Berlinde De Bruyckere

Exhibition in the Ernst Barlach House


Belgian artist Berlinde De Bruyckere (*1964) is one of the most important sculptors of our time. Her work has attracted international attention; in 2024, De Bruyckere's works caused a sensation at the Venice Biennale, and the Bozar in Brussels is currently honoring her with an extensive solo show. "Lift Not the Painted Veil" is her first solo exhibition in Hamburg.
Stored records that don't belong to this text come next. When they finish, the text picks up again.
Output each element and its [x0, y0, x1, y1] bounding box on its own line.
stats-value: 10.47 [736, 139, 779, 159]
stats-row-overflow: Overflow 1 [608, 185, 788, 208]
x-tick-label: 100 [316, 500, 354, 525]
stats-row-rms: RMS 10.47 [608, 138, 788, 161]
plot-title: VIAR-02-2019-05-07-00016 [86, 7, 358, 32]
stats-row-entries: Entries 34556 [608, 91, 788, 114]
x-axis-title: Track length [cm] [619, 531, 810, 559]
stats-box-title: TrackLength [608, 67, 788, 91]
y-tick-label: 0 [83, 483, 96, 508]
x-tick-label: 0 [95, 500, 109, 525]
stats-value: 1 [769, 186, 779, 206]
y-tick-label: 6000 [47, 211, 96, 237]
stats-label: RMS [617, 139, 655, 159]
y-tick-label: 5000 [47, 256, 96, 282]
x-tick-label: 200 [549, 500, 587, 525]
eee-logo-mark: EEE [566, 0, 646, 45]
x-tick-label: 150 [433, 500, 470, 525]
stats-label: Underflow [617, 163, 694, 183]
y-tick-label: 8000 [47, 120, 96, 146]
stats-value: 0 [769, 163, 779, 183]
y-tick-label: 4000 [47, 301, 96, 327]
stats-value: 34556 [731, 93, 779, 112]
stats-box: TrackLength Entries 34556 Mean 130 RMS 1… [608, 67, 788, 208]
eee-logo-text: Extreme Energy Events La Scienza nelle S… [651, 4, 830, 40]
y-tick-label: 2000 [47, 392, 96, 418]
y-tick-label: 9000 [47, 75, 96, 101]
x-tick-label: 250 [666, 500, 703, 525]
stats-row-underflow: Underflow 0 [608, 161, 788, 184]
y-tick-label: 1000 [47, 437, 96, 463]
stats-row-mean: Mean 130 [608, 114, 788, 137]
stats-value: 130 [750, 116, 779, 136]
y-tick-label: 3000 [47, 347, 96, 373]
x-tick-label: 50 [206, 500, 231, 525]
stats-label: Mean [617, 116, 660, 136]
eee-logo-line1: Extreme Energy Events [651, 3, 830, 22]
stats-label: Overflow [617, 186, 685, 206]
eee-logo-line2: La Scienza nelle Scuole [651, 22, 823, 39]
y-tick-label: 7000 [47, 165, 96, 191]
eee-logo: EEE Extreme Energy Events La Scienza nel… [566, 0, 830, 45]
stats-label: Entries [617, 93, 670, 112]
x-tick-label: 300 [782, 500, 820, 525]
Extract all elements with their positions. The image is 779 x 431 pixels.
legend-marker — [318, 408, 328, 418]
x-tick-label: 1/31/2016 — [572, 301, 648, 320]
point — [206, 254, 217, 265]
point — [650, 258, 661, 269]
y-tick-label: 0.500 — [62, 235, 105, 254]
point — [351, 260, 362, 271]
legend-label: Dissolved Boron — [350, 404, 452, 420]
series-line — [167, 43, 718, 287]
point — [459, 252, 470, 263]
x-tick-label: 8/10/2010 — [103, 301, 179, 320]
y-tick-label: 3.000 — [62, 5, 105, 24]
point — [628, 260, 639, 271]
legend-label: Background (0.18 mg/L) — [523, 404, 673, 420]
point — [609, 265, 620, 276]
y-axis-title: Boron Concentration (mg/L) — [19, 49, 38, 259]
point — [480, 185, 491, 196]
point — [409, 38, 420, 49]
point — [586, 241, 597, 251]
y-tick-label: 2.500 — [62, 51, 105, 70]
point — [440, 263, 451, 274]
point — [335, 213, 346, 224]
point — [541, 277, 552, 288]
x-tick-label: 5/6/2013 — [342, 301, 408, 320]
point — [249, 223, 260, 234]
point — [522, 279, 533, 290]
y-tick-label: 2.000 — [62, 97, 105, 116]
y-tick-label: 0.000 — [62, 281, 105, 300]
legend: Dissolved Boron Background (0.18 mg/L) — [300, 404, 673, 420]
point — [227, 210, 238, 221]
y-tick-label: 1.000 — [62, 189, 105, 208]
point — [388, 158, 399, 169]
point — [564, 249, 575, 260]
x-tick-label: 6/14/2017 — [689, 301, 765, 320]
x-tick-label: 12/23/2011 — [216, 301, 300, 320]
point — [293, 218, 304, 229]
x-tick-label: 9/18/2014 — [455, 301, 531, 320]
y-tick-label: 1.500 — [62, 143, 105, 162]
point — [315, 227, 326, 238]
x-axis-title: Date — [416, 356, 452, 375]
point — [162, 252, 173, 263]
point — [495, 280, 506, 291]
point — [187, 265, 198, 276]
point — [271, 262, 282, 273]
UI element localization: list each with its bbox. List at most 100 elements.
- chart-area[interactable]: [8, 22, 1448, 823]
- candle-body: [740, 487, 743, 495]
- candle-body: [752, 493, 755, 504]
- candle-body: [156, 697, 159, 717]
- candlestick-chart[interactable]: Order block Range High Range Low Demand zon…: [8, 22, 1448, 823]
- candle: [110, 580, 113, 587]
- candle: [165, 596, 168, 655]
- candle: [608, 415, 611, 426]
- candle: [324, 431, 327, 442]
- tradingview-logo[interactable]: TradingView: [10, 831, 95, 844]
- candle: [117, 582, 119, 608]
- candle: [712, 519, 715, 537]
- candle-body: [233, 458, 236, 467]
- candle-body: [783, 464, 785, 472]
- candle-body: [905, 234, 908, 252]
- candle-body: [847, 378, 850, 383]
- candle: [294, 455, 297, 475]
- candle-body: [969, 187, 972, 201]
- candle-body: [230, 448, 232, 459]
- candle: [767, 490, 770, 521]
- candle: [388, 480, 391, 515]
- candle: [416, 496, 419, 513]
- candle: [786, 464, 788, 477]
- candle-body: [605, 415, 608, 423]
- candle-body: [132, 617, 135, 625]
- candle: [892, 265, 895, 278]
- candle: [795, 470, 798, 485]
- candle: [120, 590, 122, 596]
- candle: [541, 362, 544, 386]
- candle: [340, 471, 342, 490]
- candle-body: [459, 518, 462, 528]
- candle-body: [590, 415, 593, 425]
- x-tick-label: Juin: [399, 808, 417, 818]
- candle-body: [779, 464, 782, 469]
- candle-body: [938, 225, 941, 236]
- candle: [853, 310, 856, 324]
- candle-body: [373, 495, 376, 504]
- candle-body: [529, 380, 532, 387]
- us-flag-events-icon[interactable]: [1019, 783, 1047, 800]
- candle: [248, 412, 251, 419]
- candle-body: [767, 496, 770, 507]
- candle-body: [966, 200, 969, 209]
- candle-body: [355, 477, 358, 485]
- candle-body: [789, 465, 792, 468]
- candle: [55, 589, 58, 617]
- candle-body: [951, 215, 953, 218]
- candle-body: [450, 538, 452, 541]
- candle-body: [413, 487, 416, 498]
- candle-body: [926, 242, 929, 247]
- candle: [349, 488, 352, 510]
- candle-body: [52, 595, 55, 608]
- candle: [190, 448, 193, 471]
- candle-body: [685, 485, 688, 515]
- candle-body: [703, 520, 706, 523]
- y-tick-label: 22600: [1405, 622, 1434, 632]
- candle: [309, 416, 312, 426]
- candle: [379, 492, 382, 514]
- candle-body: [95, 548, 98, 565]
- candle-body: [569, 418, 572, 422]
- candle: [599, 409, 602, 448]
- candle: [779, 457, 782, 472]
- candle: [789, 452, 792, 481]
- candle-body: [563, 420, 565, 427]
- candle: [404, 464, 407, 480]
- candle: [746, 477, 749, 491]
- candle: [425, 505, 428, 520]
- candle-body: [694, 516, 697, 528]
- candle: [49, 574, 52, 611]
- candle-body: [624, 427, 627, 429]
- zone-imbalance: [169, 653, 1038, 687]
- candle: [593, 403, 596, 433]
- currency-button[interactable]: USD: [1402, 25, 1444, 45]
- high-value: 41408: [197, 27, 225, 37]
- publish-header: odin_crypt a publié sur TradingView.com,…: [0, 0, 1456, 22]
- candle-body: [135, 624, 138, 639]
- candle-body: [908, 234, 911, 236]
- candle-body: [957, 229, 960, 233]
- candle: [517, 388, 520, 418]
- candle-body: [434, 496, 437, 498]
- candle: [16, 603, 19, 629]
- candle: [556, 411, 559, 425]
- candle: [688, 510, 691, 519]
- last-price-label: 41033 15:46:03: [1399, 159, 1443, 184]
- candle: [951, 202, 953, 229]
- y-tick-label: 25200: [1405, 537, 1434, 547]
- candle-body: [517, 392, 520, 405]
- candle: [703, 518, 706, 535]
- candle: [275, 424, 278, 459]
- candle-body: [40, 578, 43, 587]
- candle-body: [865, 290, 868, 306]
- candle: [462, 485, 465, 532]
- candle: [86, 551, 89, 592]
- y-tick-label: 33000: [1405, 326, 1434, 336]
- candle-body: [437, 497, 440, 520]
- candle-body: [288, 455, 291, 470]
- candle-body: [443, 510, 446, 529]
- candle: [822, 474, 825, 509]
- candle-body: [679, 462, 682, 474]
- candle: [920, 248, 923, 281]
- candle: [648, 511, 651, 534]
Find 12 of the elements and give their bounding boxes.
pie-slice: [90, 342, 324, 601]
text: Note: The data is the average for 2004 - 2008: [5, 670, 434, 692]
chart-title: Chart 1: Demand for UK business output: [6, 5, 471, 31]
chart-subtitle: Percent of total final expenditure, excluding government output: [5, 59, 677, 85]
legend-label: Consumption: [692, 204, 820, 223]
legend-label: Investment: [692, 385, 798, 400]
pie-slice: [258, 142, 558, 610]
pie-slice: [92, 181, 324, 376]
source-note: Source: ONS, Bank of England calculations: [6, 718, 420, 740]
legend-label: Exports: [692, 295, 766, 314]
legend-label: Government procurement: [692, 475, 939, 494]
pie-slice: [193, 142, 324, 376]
Existential dimensions of the human condition are at the heart of her sculptural and graphic work, which revolves around violence and vulnerability, desire and constraint, loss and consolation, pain and the longing for transcendence. De Bruyckere evokes the force and tenderness of such sensations in bodily, often expansive sculptures; blankets and animal skins, wood and wax are among her preferred materials. Organic abstraction and sometimes hyper-realistic figuration merge in works of great urgency. De Bruyckere creates universally valid images against the backdrop of rich European traditions of representation, spanning wide arcs between mythology, Christian iconography and contemporary themes.

In fall 2021, Berlinde De Bruyckere visited our museum. She was impressed by the wooden sculptures of Ernst Barlach (1870-1938), whose particular relevance for her work and our present day she emphasizes. Barlach's wood sculptures gave her the impetus to revisit an earlier interest in polychrome (i.e. colored) sculpture. The first work to emerge from this exploration is celebrating its exhibition premiere with us. De Bruyckere is also showing selected sculptures and drawings from more than three decades in dialog with works by Barlach from our collection.

Berlinde De Bruyckere has chosen a line of poetry by the English Romantic poet Percy Bysshe Shelley (1792-1822) as the title for her dialogue: "Lift not the colorful veil that those who live call life".